Dutch universities rely on foreign academics
28 February 2005, AMSTERDAM — Dutch universities are reporting a heavy reliance on foreign academics, with figures indicating that 20 percent of researchers come from outside of the Netherlands.
28 February 2005
AMSTERDAM — Dutch universities are reporting a heavy reliance on foreign academics, with figures indicating that 20 percent of researchers come from outside of the Netherlands.
The number of foreigners is especially high among younger researchers, including doctoral students. Eindhoven Technical University, for example, estimates that 75 percent of its young academics are foreigners.
Figures published Monday by the Leiden-based study centre Research voor Beleid found that Dutch universities and companies are finding it difficult obtaining a sufficient amount of home-grown talent. The shortfall is being filled by recruiting internationally.
The research centre said 62 percent of foreign knowledge workers in the Netherlands come from other European countries. Asia is in second place with 26 percent and just 8 percent of foreign academics in the Netherlands originate from the US.

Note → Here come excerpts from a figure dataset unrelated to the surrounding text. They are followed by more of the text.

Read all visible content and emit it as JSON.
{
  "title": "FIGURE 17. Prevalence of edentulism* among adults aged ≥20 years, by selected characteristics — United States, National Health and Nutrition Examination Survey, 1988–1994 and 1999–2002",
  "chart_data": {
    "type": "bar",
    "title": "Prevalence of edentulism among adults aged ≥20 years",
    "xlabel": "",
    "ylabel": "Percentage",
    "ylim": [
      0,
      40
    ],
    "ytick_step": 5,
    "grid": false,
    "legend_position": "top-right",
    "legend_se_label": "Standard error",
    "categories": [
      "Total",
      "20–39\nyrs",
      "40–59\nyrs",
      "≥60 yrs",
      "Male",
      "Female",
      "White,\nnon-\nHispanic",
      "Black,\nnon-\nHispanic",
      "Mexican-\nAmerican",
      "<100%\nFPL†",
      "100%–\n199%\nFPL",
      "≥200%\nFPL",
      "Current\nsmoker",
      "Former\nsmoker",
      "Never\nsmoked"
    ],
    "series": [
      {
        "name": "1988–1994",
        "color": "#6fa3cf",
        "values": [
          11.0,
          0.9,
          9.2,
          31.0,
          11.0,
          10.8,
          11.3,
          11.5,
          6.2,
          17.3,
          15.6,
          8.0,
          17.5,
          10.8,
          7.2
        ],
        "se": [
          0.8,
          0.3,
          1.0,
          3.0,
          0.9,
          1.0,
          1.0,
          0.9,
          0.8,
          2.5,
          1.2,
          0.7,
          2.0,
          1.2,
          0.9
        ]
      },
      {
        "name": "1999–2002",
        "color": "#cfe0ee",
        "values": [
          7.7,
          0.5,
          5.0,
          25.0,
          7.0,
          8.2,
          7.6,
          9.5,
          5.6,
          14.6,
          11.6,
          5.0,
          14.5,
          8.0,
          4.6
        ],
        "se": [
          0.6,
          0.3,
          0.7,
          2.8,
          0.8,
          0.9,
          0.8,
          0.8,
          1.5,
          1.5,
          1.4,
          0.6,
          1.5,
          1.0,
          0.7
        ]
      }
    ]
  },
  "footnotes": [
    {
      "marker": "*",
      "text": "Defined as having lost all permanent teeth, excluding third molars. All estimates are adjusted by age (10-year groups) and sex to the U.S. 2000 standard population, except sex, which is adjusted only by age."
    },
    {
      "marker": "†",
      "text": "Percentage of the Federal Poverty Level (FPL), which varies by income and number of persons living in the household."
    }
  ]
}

Some 90 percent of foreign researchers at Dutch universities are younger than 40 and a large majority intend to leave the Netherlands again within five years, newspaper Trouw reported on Monday.
In general, once doctoral students graduate in the Netherlands, they head elsewhere to start work. This means that the knowledge they built up in the Netherlands is by and large lost to the Dutch economy.

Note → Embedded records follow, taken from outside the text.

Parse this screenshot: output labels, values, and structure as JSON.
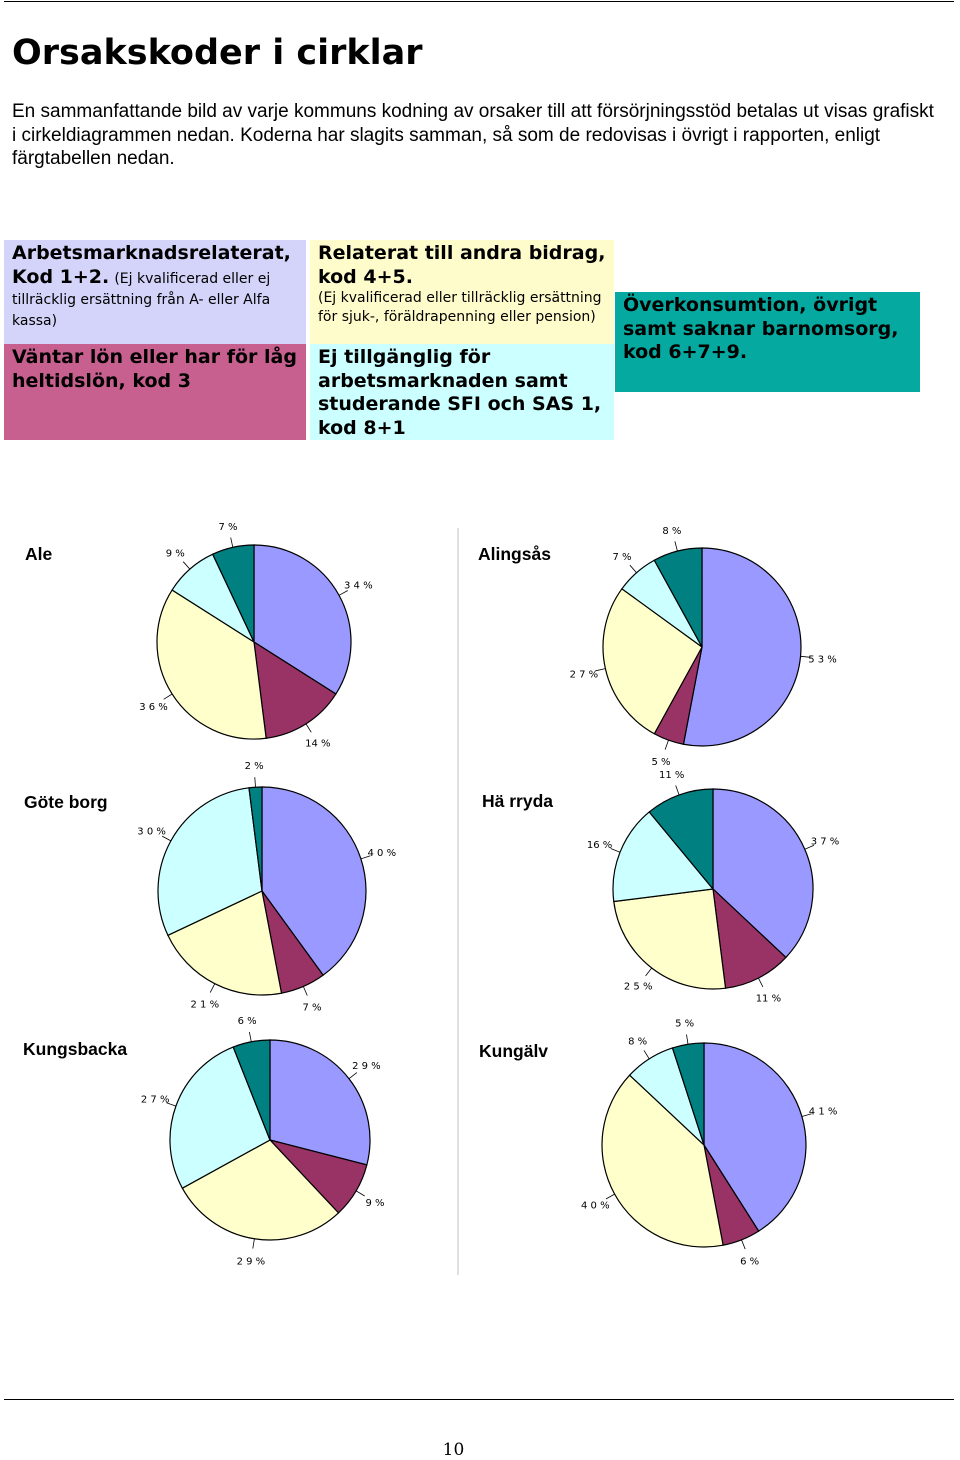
{
  "title": "Orsakskoder i cirklar",
  "intro": "En sammanfattande bild av varje kommuns kodning av orsaker till att försörjningsstöd betalas ut visas grafiskt i cirkeldiagrammen nedan. Koderna har slagits samman, så som de redovisas i övrigt i rapporten, enligt färgtabellen nedan.",
  "legend": {
    "arbetsmarknad": {
      "heading": "Arbetsmarknadsrelaterat, Kod 1+2.",
      "note": "(Ej kvalificerad eller ej tillräcklig ersättning från A- eller Alfa kassa)",
      "color": "#9999ff"
    },
    "lon": {
      "heading": "Väntar lön eller har för låg heltidslön, kod 3",
      "color": "#993366"
    },
    "bidrag": {
      "heading": "Relaterat till andra bidrag, kod 4+5.",
      "note": "(Ej kvalificerad eller tillräcklig ersättning för sjuk-, föräldrapenning eller pension)",
      "color": "#ffffcc"
    },
    "ej_tillganglig": {
      "heading": "Ej tillgänglig för arbetsmarknaden samt studerande SFI och SAS 1, kod 8+1",
      "color": "#ccffff"
    },
    "overkonsumtion": {
      "heading": "Överkonsumtion, övrigt samt saknar barnomsorg, kod 6+7+9.",
      "color": "#008080"
    }
  },
  "chart_data": [
    {
      "type": "pie",
      "title": "Ale",
      "categories": [
        "Kod 1+2",
        "Kod 3",
        "Kod 4+5",
        "Kod 8+1",
        "Kod 6+7+9"
      ],
      "values": [
        34,
        14,
        36,
        9,
        7
      ],
      "labels": [
        "3 4 %",
        "14 %",
        "3 6 %",
        "9 %",
        "7 %"
      ]
    },
    {
      "type": "pie",
      "title": "Alingsås",
      "categories": [
        "Kod 1+2",
        "Kod 3",
        "Kod 4+5",
        "Kod 8+1",
        "Kod 6+7+9"
      ],
      "values": [
        53,
        5,
        27,
        7,
        8
      ],
      "labels": [
        "5 3 %",
        "5 %",
        "2 7 %",
        "7 %",
        "8 %"
      ]
    },
    {
      "type": "pie",
      "title": "Göte borg",
      "categories": [
        "Kod 1+2",
        "Kod 3",
        "Kod 4+5",
        "Kod 8+1",
        "Kod 6+7+9"
      ],
      "values": [
        40,
        7,
        21,
        30,
        2
      ],
      "labels": [
        "4 0 %",
        "7 %",
        "2 1 %",
        "3 0 %",
        "2 %"
      ]
    },
    {
      "type": "pie",
      "title": "Hä rryda",
      "categories": [
        "Kod 1+2",
        "Kod 3",
        "Kod 4+5",
        "Kod 8+1",
        "Kod 6+7+9"
      ],
      "values": [
        37,
        11,
        25,
        16,
        11
      ],
      "labels": [
        "3 7 %",
        "11 %",
        "2 5 %",
        "16 %",
        "11 %"
      ]
    },
    {
      "type": "pie",
      "title": "Kungsbacka",
      "categories": [
        "Kod 1+2",
        "Kod 3",
        "Kod 4+5",
        "Kod 8+1",
        "Kod 6+7+9"
      ],
      "values": [
        29,
        9,
        29,
        27,
        6
      ],
      "labels": [
        "2 9 %",
        "9 %",
        "2 9 %",
        "2 7 %",
        "6 %"
      ]
    },
    {
      "type": "pie",
      "title": "Kungälv",
      "categories": [
        "Kod 1+2",
        "Kod 3",
        "Kod 4+5",
        "Kod 8+1",
        "Kod 6+7+9"
      ],
      "values": [
        41,
        6,
        40,
        8,
        5
      ],
      "labels": [
        "4 1 %",
        "6 %",
        "4 0 %",
        "8 %",
        "5 %"
      ]
    }
  ],
  "page_number": "10"
}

Research voor Beleid said hard questions had to be asked about the retention rate. Dutch university posts are filled by older workers, but these should be replaced by young researchers, the research centre said.
In contrast though, young foreign researchers are not waiting in the Netherlands to be appointed to a permanent opposition and instead move elsewhere.
The technology universities in Delft, Eindhoven and Twente have the highest ratio of foreigners. On average, 32 percent of academic staff are expats. That figure falls to an average of 16 percent at general universities, varying from 14 percent in Groningen to 22 percent in Maastricht.
The Dutch government is keen to attract knowledge workers to the Netherlands, but entry procedures remain complicated and expensive, Trouw reported.
A system involving one point of contact for skilled expat visas — replacing the need for work permits with a five-year residence permit — was launched in October 2004, but universities and companies claim the situation has not improved.
Involved organisations — joined together at the Association of Universities (VSNU) — were launching later on Monday a new information network for foreign researchers.